Application of the Enzymic Electric Cell Method to the Activity Assay of NAD-linked Dehydrogenases

Abstract

An enzymic electric cell was constructed with a saturated calomel electrode (cathode) and an enzymic electrode (anode) which consisted of a glassy carbon electrode and a mixture containing an NAD-linked dehydrogenase, NAD⁺, N-methylphenazonium methosulfate and a substrate, and the short-circuit current of the cell was measured.

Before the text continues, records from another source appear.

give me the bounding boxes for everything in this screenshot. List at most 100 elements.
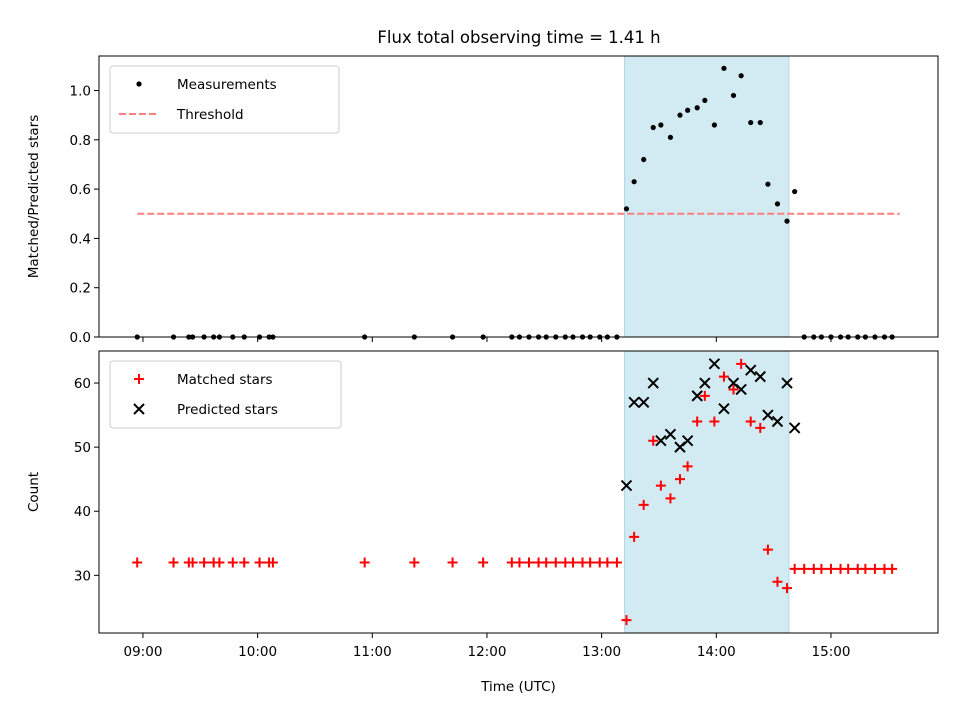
data-point xyxy=(514,557,525,568)
data-point xyxy=(641,156,647,163)
data-point xyxy=(744,364,757,376)
data-point xyxy=(682,461,693,472)
data-point xyxy=(621,615,632,626)
plot-frame xyxy=(98,350,939,634)
x-tick-label: 14:00 xyxy=(697,644,736,660)
data-point xyxy=(628,396,640,408)
data-point xyxy=(709,416,720,427)
data-point xyxy=(772,576,783,587)
data-point xyxy=(825,563,836,574)
data-point xyxy=(665,493,676,504)
data-point xyxy=(694,105,700,111)
data-point xyxy=(738,73,744,79)
data-point xyxy=(762,409,774,421)
y-tick-label: 0.8 xyxy=(70,133,91,149)
data-point xyxy=(708,358,721,370)
data-point xyxy=(637,396,650,408)
data-point xyxy=(227,557,238,568)
x-tick-label: 12:00 xyxy=(468,644,507,660)
data-point xyxy=(650,124,656,131)
legend-box xyxy=(109,65,340,134)
data-point xyxy=(765,181,771,187)
data-point xyxy=(702,97,708,103)
data-point xyxy=(629,531,640,542)
legend-label: Matched stars xyxy=(177,372,273,388)
data-point xyxy=(602,557,613,568)
data-point xyxy=(792,188,798,195)
observing-window-span xyxy=(624,350,790,634)
y-tick-label: 50 xyxy=(74,440,91,456)
data-point xyxy=(699,377,711,389)
data-point xyxy=(685,107,691,113)
data-point xyxy=(691,390,703,402)
data-point xyxy=(541,557,552,568)
data-point xyxy=(631,179,637,185)
y-tick-label: 0.0 xyxy=(70,330,91,346)
legend-box xyxy=(109,360,342,429)
data-point xyxy=(748,119,754,126)
ratio-y-axis-label: Matched/Predicted stars xyxy=(26,115,42,278)
observing-window-span xyxy=(624,55,790,338)
data-point xyxy=(869,563,880,574)
data-point xyxy=(730,92,737,99)
data-point xyxy=(267,557,278,568)
data-point xyxy=(655,435,667,447)
data-point xyxy=(789,563,800,574)
data-point xyxy=(755,422,766,433)
data-point xyxy=(567,557,578,568)
data-point xyxy=(674,474,685,485)
data-point xyxy=(254,557,265,568)
series-matched-stars xyxy=(132,358,898,626)
x-tick-label: 13:00 xyxy=(582,644,621,660)
data-point xyxy=(447,557,458,568)
data-point xyxy=(168,557,179,568)
data-point xyxy=(745,416,756,427)
legend-label: Threshold xyxy=(176,107,244,123)
legend: Matched stars Predicted stars xyxy=(109,360,342,429)
data-point xyxy=(478,557,489,568)
data-point xyxy=(524,557,535,568)
data-point xyxy=(655,480,666,491)
data-point xyxy=(784,218,790,224)
data-point xyxy=(781,377,793,389)
data-point xyxy=(585,557,596,568)
data-point xyxy=(887,563,898,574)
legend-marker xyxy=(134,374,144,384)
data-point xyxy=(623,206,630,212)
plot-frame xyxy=(98,55,939,338)
data-point xyxy=(718,371,729,382)
series-predicted-stars xyxy=(620,358,801,492)
data-point xyxy=(648,435,659,446)
data-point xyxy=(409,557,420,568)
data-point xyxy=(658,122,664,128)
time-x-axis-label: Time (UTC) xyxy=(480,679,556,695)
data-point xyxy=(667,134,674,140)
data-point xyxy=(728,384,739,395)
data-point xyxy=(239,557,250,568)
chart-title: Flux total observing time = 1.41 h xyxy=(377,28,660,47)
data-point xyxy=(699,390,710,401)
data-point xyxy=(843,563,854,574)
count-panel: Count Time (UTC) 30 40 50 60 09:00 10:00 11:00… xyxy=(26,350,939,695)
legend-marker xyxy=(136,81,142,87)
y-tick-label: 0.6 xyxy=(70,182,91,198)
data-point xyxy=(214,557,225,568)
data-point xyxy=(187,557,198,568)
data-point xyxy=(620,479,633,492)
data-point xyxy=(681,435,694,447)
y-tick-label: 30 xyxy=(74,568,91,584)
data-point xyxy=(611,557,622,568)
data-point xyxy=(132,557,143,568)
data-point xyxy=(199,557,210,568)
data-point xyxy=(774,201,781,207)
data-point xyxy=(664,428,677,441)
data-point xyxy=(647,377,659,389)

NAD-linked dehydrogenases tested were lactate dehydrogenase [EC 1. 1. 1. 27], alcohol dehydrogenase [EC 1. 1. 1. 1], and malate dehydrogenase [EC 1. 1. 1. 37]. In this cell, electrons from the substrate in the anode mixture were enzymatically transferred to NAD⁺, and were then transferred to the glassy carbon electrode via N-methyl-phenazonium methosulfate as an intermediary electron carrier, eventually being observed as the short-circuit current of the cell. As long as the enzymic step limited the overall rate of electron transfer, the current was proportional to the amount of the enzyme in the anode container. Thus, the activities of NAD-linked dehydrogenases could be assayed by this “enzymic electric cell method” in the same way as hydrogenase [EC 1. 12. 2. 1] (T. Yagi et al. (1975) J. Biochem. 78, 443-454).